Tuvimos mucha relación, hechas de mortadelas y vinos. También muchas conversaciones y discusiones sobre literatura. Ahí es donde aparece esto de la poética, él me sentía más inclinado a la fracción teórica, que, cómo llamarlo, a la sensibilidad literaria… Su gran apuesta era la escritura y creo que nadie puede sacar adelante una obra tan importante como fue la de Ricardo en esa época sin esa vocación.

—F. A.: Contás en el libro que estuviste en la Primera Bienal de Historieta. Allí conociste a Oscar Masotta.

—Sólo lo vi de lejos, era un héroe cultural. Cuando yo llegué a Buenos Aires, él ya era conocido, tenía un estilo vanguardista conectado a la investigación semiológica, a la investigación de la historieta… hasta la introducción de Jacques Lacan…

—C. L.: La historieta, el cómic. ¿Cómo impactó eso en el niño Carlos lector?

—Para mí los primeros años de mi vida de lector son los que tengo la historieta como literatura principal, antes de que mi viejo me tomara a su cargo para convertirme en un lector.
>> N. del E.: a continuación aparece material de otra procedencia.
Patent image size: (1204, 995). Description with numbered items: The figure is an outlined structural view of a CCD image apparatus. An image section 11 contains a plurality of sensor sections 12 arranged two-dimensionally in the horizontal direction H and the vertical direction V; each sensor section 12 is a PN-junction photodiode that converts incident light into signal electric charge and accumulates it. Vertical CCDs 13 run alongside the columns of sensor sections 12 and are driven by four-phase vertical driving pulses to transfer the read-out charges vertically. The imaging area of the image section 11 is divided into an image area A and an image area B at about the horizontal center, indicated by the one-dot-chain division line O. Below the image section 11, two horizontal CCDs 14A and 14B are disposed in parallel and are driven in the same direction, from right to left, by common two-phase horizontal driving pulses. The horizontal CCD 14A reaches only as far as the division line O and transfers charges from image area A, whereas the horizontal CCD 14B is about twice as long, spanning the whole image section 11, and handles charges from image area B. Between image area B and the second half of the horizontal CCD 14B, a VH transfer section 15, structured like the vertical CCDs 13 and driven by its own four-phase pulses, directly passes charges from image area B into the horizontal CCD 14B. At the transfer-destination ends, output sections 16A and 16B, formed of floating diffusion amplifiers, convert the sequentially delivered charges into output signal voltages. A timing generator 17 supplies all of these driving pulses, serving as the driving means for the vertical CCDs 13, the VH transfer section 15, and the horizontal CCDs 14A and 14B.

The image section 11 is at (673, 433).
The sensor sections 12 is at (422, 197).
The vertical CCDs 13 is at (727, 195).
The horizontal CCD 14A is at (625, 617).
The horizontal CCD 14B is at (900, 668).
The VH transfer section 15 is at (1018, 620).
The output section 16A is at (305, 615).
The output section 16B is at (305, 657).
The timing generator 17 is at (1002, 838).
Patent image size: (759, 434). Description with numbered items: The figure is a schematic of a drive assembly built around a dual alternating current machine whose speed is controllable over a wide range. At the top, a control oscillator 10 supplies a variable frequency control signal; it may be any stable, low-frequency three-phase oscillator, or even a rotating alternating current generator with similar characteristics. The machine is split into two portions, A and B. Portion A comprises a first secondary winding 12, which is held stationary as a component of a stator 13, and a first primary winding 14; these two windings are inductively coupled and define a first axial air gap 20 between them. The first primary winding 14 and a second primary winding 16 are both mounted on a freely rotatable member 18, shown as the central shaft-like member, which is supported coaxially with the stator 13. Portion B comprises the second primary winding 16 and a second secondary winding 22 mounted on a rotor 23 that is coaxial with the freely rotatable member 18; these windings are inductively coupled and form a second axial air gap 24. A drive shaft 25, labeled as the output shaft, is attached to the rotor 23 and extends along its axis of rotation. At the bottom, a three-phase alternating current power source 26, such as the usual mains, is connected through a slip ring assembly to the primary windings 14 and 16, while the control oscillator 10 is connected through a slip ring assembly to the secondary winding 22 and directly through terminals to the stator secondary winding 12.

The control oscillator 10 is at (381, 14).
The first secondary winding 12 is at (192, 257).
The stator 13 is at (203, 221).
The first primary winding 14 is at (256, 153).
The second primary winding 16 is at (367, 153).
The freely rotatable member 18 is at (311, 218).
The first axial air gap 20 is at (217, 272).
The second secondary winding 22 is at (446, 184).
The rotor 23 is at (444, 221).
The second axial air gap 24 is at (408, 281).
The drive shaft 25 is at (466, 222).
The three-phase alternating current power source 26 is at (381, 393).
Mi viejo fue importante en este sentido. Pero el mundo de la historieta no era algo en mi casa, y sobre todo para mi padre que pensaba que yo tenía que leer libros.

—C. L.: Decís en el libro que tu padre ejerció un magisterio intelectual.

—Sí, así es.

—C. L.: Recordás que Daniel Pennac sostiene que “el verbo leer no soporta el imperativo”.

—Como te dije, mi mamá era maestra. Pero la cabeza intelectual era mi viejo, que era un autodidacta. Yo escuchaba cómo mi hermano tomaba con veneración todo lo que él decía. Me parecía que lo que él decía… bueno, él establecía la ley, la ley intelectual en la casa.

—C. L.: ¿Había un imperativo?

—Podría decir que el imperativo sería ¡tenés que leer! Nadie lee a partir de eso. En mi caso no podía recordar algo así, una orden de ese tipo del lado paterno. Pero creaba condiciones como para que yo me sintiera tentado a leer. También para conversar con él, para conversar, me preguntaba y se divertía escuchándome. Me acuerdo de que se reía y si no, me tomaba -como uno dice tomarle la lección-, me preguntaba por los libros que me hacía leer, me pregunta después cosas para ver si yo iba por ahí.

—C. L.: Vos usás la palabra aleccionada...

—Aleccionada, sí.

—C. L.: Todas las veces que hablamos con vos nos decís que siempre hace falta compartir con alguien la lectura, que es necesario crear grupos de lecturas, de estudio; siempre con alguien. Nombrás a Juanjo Folguerá, una persona que Fernando y yo quisimos mucho. ¿Podés contarnos ese encuentro de Jorge Cabrera y Juan José Folguerá?

—Yo era amigo de Jorge Cabrera, que era amigo de Juan José Folguerá. Lo conocí en él Regatas. Fue la primera persona que tenía un dispositivo en el oído, porque no oía bien. El era diferente de nosotros por varias cosas, su hogar era más culto que el hogar del que proveníamos nosotros y, además, le gustaba la poesía. El sabía mucho más que nosotros de poesía. Nos hacía leer poesía.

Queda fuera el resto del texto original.